Difference between LTA, RP and Control (level of significance).
The LTA group showed higher percentages of circulating activated CD4+ HLA-DR+ CD38+ cells than the controls, and lower values than the RP group. In contrast, the LTA group had values of CD4+ HLA-DR-CD38+ T-cells higher than both the control and RP groups, whereas the percentages of CD4+ CD38+ cells were higher in LTA children than the controls. Both subpopulations of activated cells (CD4+ HLA-DR+ CD38- and CD4+ HLA-DR+) were lower in LTA than RP children (Table 3).

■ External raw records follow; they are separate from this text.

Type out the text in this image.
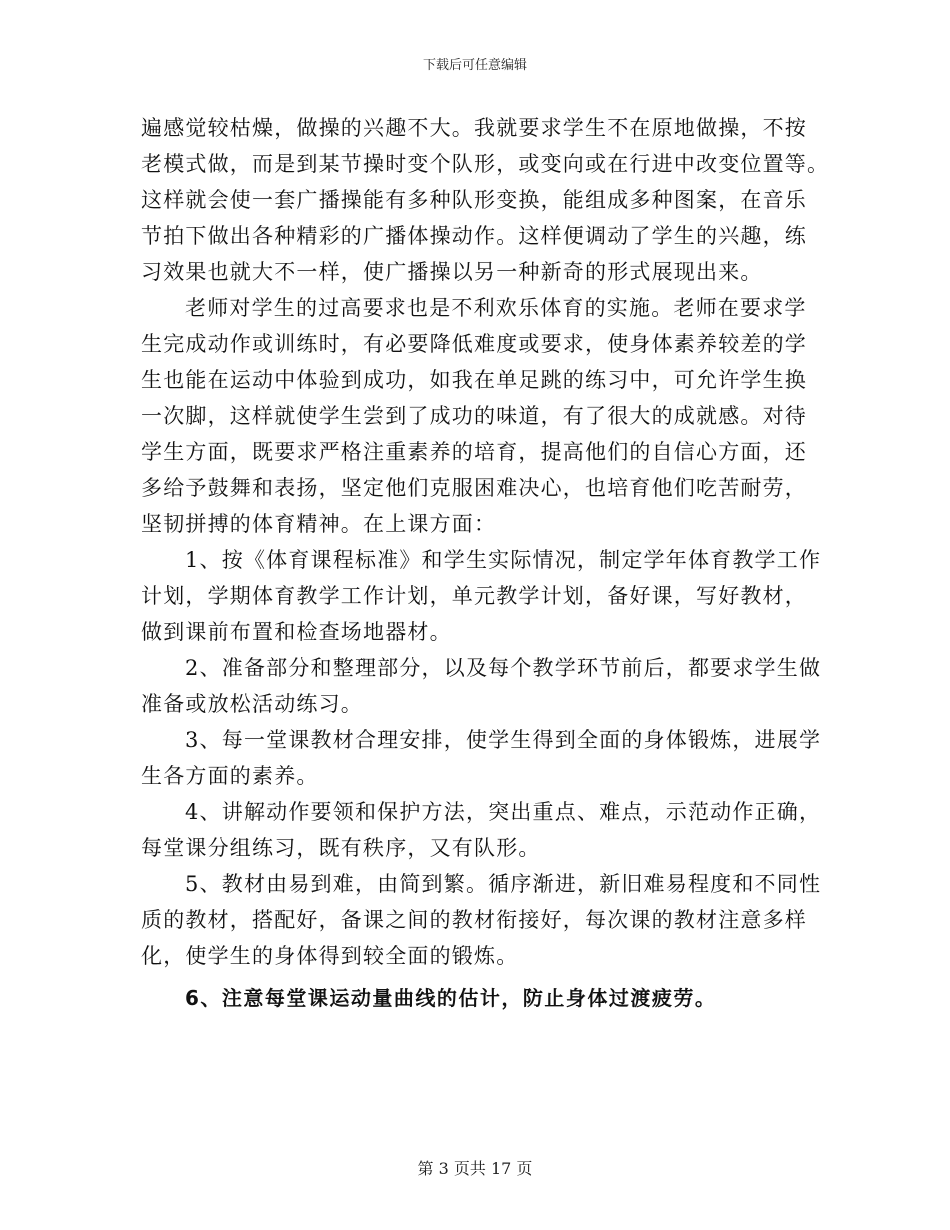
下载后可任意编辑

遍感觉较枯燥，做操的兴趣不大。我就要求学生不在原地做操，不按
老模式做，而是到某节操时变个队形，或变向或在行进中改变位置等。
这样就会使一套广播操能有多种队形变换，能组成多种图案，在音乐
节拍下做出各种精彩的广播体操动作。这样便调动了学生的兴趣，练
习效果也就大不一样，使广播操以另一种新奇的形式展现出来。

老师对学生的过高要求也是不利欢乐体育的实施。老师在要求学
生完成动作或训练时，有必要降低难度或要求，使身体素养较差的学
生也能在运动中体验到成功，如我在单足跳的练习中，可允许学生换
一次脚，这样就使学生尝到了成功的味道，有了很大的成就感。对待
学生方面，既要求严格注重素养的培育，提高他们的自信心方面，还
多给予鼓舞和表扬，坚定他们克服困难决心，也培育他们吃苦耐劳，
坚韧拼搏的体育精神。在上课方面：

1、按《体育课程标准》和学生实际情况，制定学年体育教学工作
计划，学期体育教学工作计划，单元教学计划，备好课，写好教材，
做到课前布置和检查场地器材。

2、准备部分和整理部分，以及每个教学环节前后，都要求学生做
准备或放松活动练习。

3、每一堂课教材合理安排，使学生得到全面的身体锻炼，进展学
生各方面的素养。

4、讲解动作要领和保护方法，突出重点、难点，示范动作正确，
每堂课分组练习，既有秩序，又有队形。

5、教材由易到难，由简到繁。循序渐进，新旧难易程度和不同性
质的教材，搭配好，备课之间的教材衔接好，每次课的教材注意多样
化，使学生的身体得到较全面的锻炼。

6、注意每堂课运动量曲线的估计，防止身体过渡疲劳。

第 3 页共 17 页
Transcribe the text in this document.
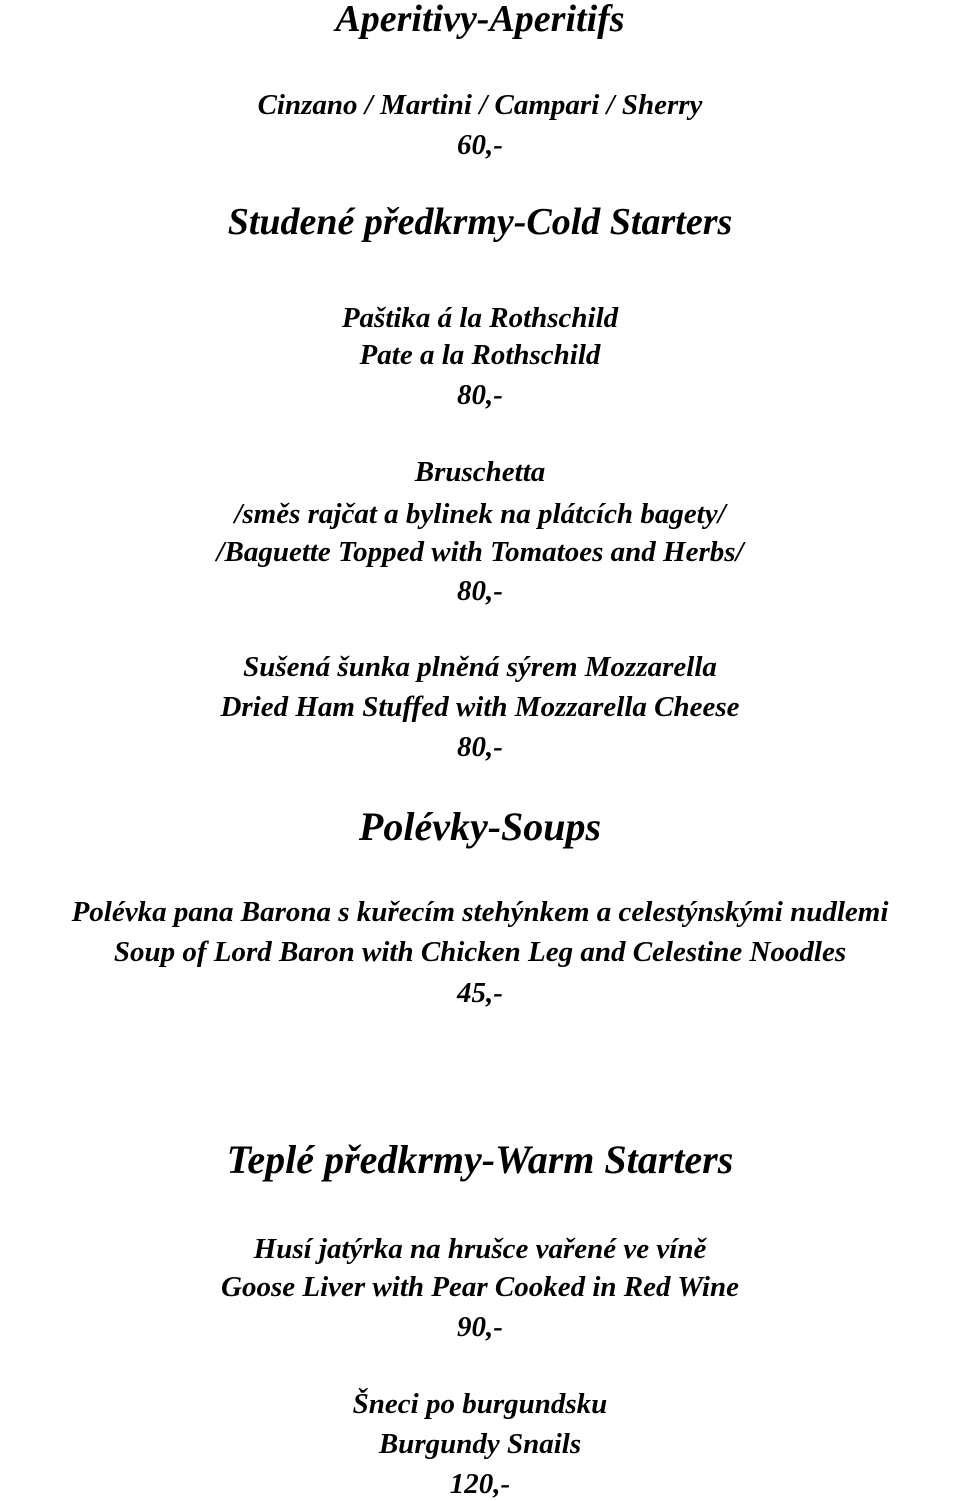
Aperitivy-Aperitifs
Cinzano / Martini / Campari / Sherry
60,-
Studené předkrmy-Cold Starters
Paštika á la Rothschild
Pate a la Rothschild
80,-
Bruschetta
/směs rajčat a bylinek na plátcích bagety/
/Baguette Topped with Tomatoes and Herbs/
80,-
Sušená šunka plněná sýrem Mozzarella
Dried Ham Stuffed with Mozzarella Cheese
80,-
Polévky-Soups
Polévka pana Barona s kuřecím stehýnkem a celestýnskými nudlemi
Soup of Lord Baron with Chicken Leg and Celestine Noodles
45,-
Teplé předkrmy-Warm Starters
Husí jatýrka na hrušce vařené ve víně
Goose Liver with Pear Cooked in Red Wine
90,-
Šneci po burgundsku
Burgundy Snails
120,-
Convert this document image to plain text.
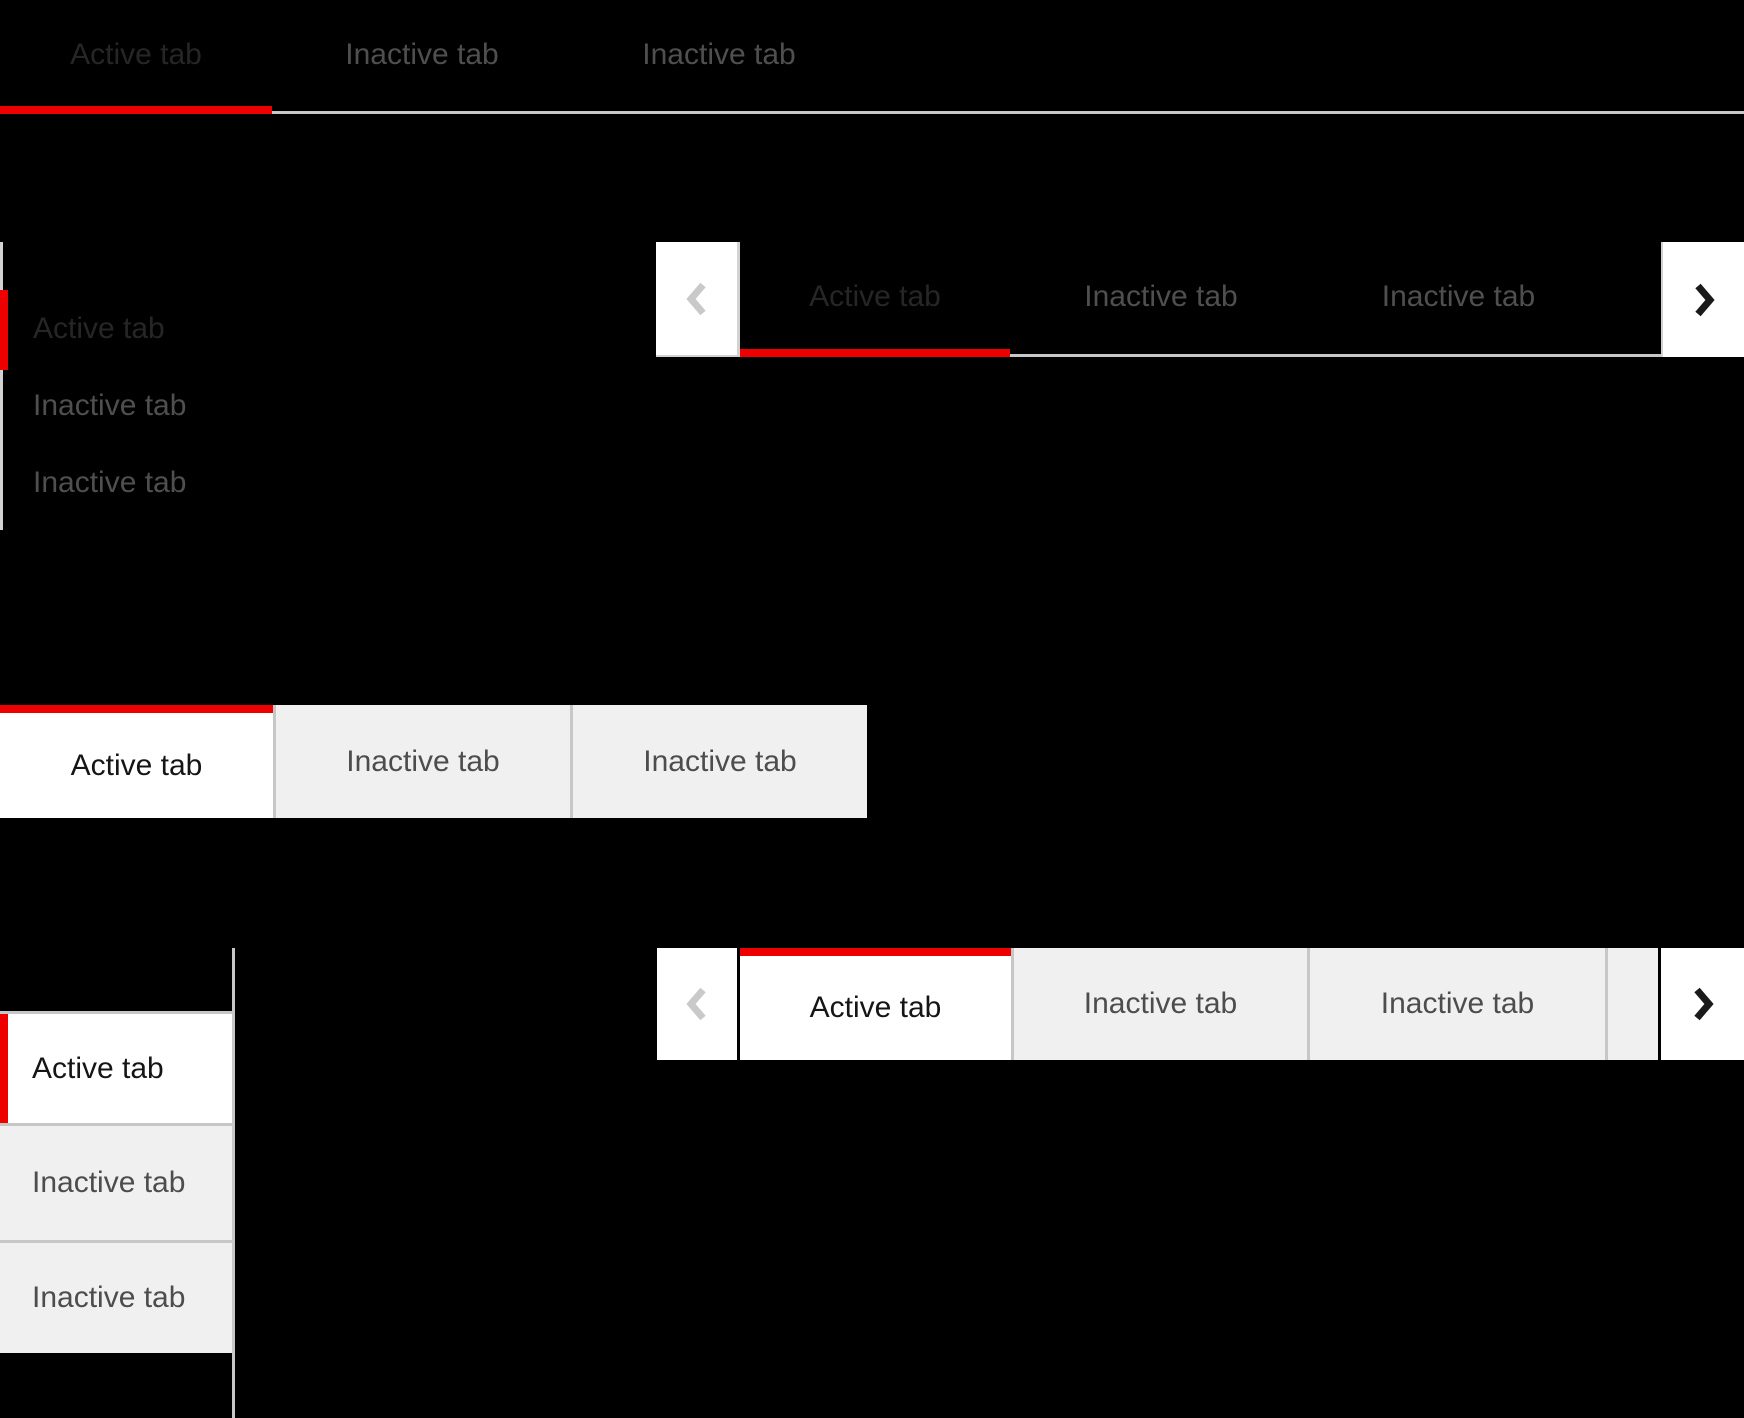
Active tab	Inactive tab	Inactive tab
Active tab	Inactive tab	Inactive tab
Active tab
Inactive tab
Inactive tab
Active tab	Inactive tab	Inactive tab
Active tab
Inactive tab
Inactive tab
Active tab	Inactive tab	Inactive tab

Thymic function and regulation of lymphopoiesis
To assess the effect of HIV-1 infection on the thymus, it is important to compare thymic function in early and late stages of HIV-1 infection with age-matched controls. In such analysis, the LTA group showed values of TRECs (median: 10804) not significantly different from the controls (median: 13720) but much higher than the RP group (median: 783) (Fig. 1). On the other hand, plasma levels of the haematopoietic cytokine IL-7, were much higher in the RP group than in uninfected controls. Interestingly, LTA had low values similar to those of the controls (Fig. 1).
Fig. 1.
(a) TREC values and (b) IL-7 concentrations in the HIV-infected children. LTA: long-term asymptomatic HIV-infected children. RP: rapid progressor HIV-infected children. Control: age-matched HIV-negative healthy children. Differences with Control group (*P < 0·05; **P < 0·01) by U-test of Mann–Whitney. Differences with RP (†P < 0·05; ††P < 0·01).
Discussion
Disease non-progression has been observed in a small percentage of children with vertically transmitted HIV-infection [2,3]. Here, we have analysed the immune status of a group of vertically HIV-infected children with 7 or more years of documented HIV-infection, stable CD4+ T-cells, no HIV-related disease, and none under antiretroviral therapy with protease inhibitor. This type of study is necessary because it may help to define the pathogenesis and evolution of the HIV infection in children, essential since HIV-1 infection in children shows several characteristics distinct from those in adults [2,3].
Among the first abnormalities noted in HIV-infection function is a loss of proliferative CD4+ T-cell responses to common recall antigens such as TT, associated with decreased IL-2 production. This is followed by defects in T-cell proliferative responses to alloantigens. Subsequently, with the continued decline in CD4+ T cells, defects in response to mitogenic stimulation as PHA, or PWM occur [4]. The LTA children conserved T-cell proliferative responses to alloantigens, but not to common recall antigens. Thus, these results can be interpreted as indicating that LTA children remain stabilized in the early stages of HIV-1 disease. On the other hand, the RP group had high values of memory and activated CD4+ T-cell subsets that are highly differentiated and show low proliferative capacity [40]. However, the LTA and RP groups did not display significant differences in the specific response to HIV-antigen. The almost normal proliferative response pattern to mitogenic and antigenic stimulation by the LTA group may be due to the almost normal numbers of naïve, memory, and activated CD4+ T-cell subsets in these children.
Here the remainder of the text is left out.